Giddy with the snake-breath of distress, wandering nature began to sing, but only beginnings: "Joy, thou spark of Heaven-born fire!"—"I am a German maiden." She ran round and sang again: "Know'st thou the land?" "Thou evil spirit!"
At this moment the giant snake, thus charmed, reared himself aloft on his cold rings, with darting tongue, to spring and to coil; "Mon cœur," said the snake, who always in passion spoke French, "vole sur cette bouche qui enchante tous les sens." "Mother!" cried she, "Caroline! O God, let me see, O God—my eyes!" Then did the All-gracious give them back to her once more; the agony of nature, the noisy preparations for the burial, opened again the eye of the tranced victim.

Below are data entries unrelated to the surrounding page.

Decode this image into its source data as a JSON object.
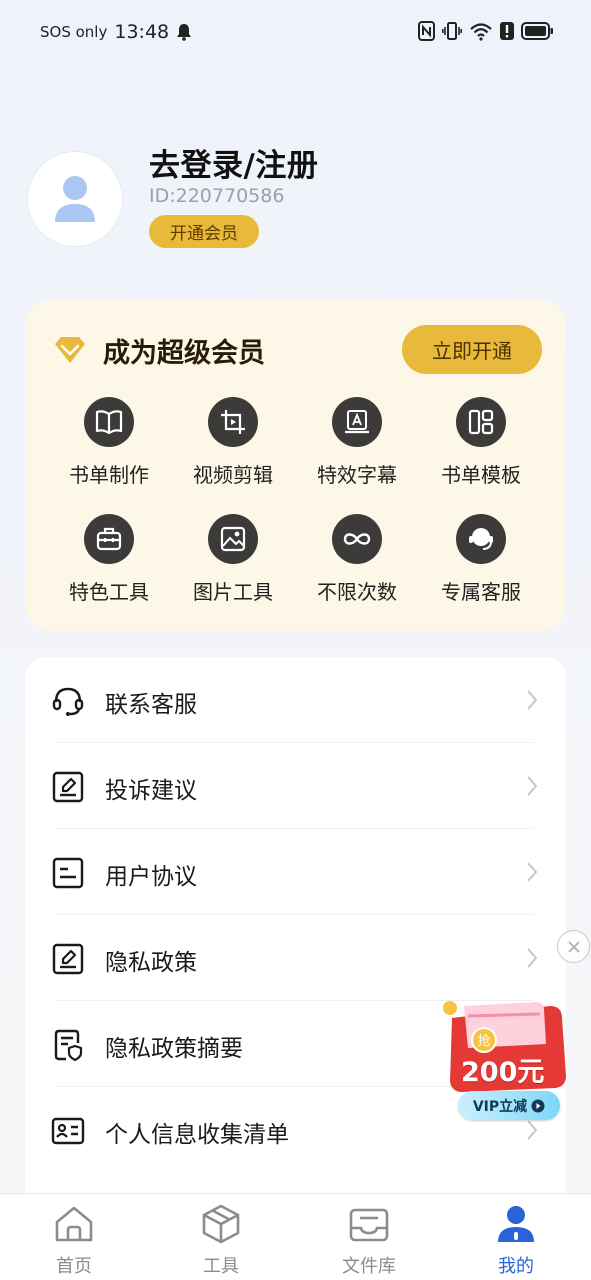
{
  "status_bar": {
    "carrier": "SOS only",
    "time": "13:48"
  },
  "profile": {
    "title": "去登录/注册",
    "user_id": "ID:220770586",
    "member_button": "开通会员"
  },
  "vip_card": {
    "title": "成为超级会员",
    "activate_button": "立即开通",
    "features": [
      {
        "label": "书单制作",
        "icon": "book-icon"
      },
      {
        "label": "视频剪辑",
        "icon": "crop-video-icon"
      },
      {
        "label": "特效字幕",
        "icon": "subtitle-icon"
      },
      {
        "label": "书单模板",
        "icon": "template-icon"
      },
      {
        "label": "特色工具",
        "icon": "toolbox-icon"
      },
      {
        "label": "图片工具",
        "icon": "image-icon"
      },
      {
        "label": "不限次数",
        "icon": "infinity-icon"
      },
      {
        "label": "专属客服",
        "icon": "agent-icon"
      }
    ]
  },
  "menu": [
    {
      "label": "联系客服",
      "icon": "headset-icon"
    },
    {
      "label": "投诉建议",
      "icon": "edit-icon"
    },
    {
      "label": "用户协议",
      "icon": "document-icon"
    },
    {
      "label": "隐私政策",
      "icon": "edit-icon"
    },
    {
      "label": "隐私政策摘要",
      "icon": "shield-document-icon"
    },
    {
      "label": "个人信息收集清单",
      "icon": "id-card-icon"
    }
  ],
  "promo": {
    "amount": "200元",
    "vip_label": "VIP立减",
    "badge": "抢"
  },
  "bottom_nav": [
    {
      "label": "首页",
      "icon": "home-icon"
    },
    {
      "label": "工具",
      "icon": "cube-icon"
    },
    {
      "label": "文件库",
      "icon": "inbox-icon"
    },
    {
      "label": "我的",
      "icon": "user-icon"
    }
  ],
  "colors": {
    "accent_gold": "#e8b93a",
    "vip_card_bg": "#fdf7e7",
    "active_nav": "#2a63d8",
    "feature_icon_bg": "#3d3b3a"
  }
}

How eagerly she flew out of the chamber of torture! The disappointed, mortified beast of prey was still reckoning on blindness and distraction. But when Bouverot saw that she ran lightly up the stairway to the Italian roof, then he merely sent the maid, who came running in, after her, to see that she received no injury; and now again he held her previous blindness for dissimulation. He himself took from the chamber the miniature sketch, and dragged himself like a hungry, wounded monster sullenly and slowly out of the house.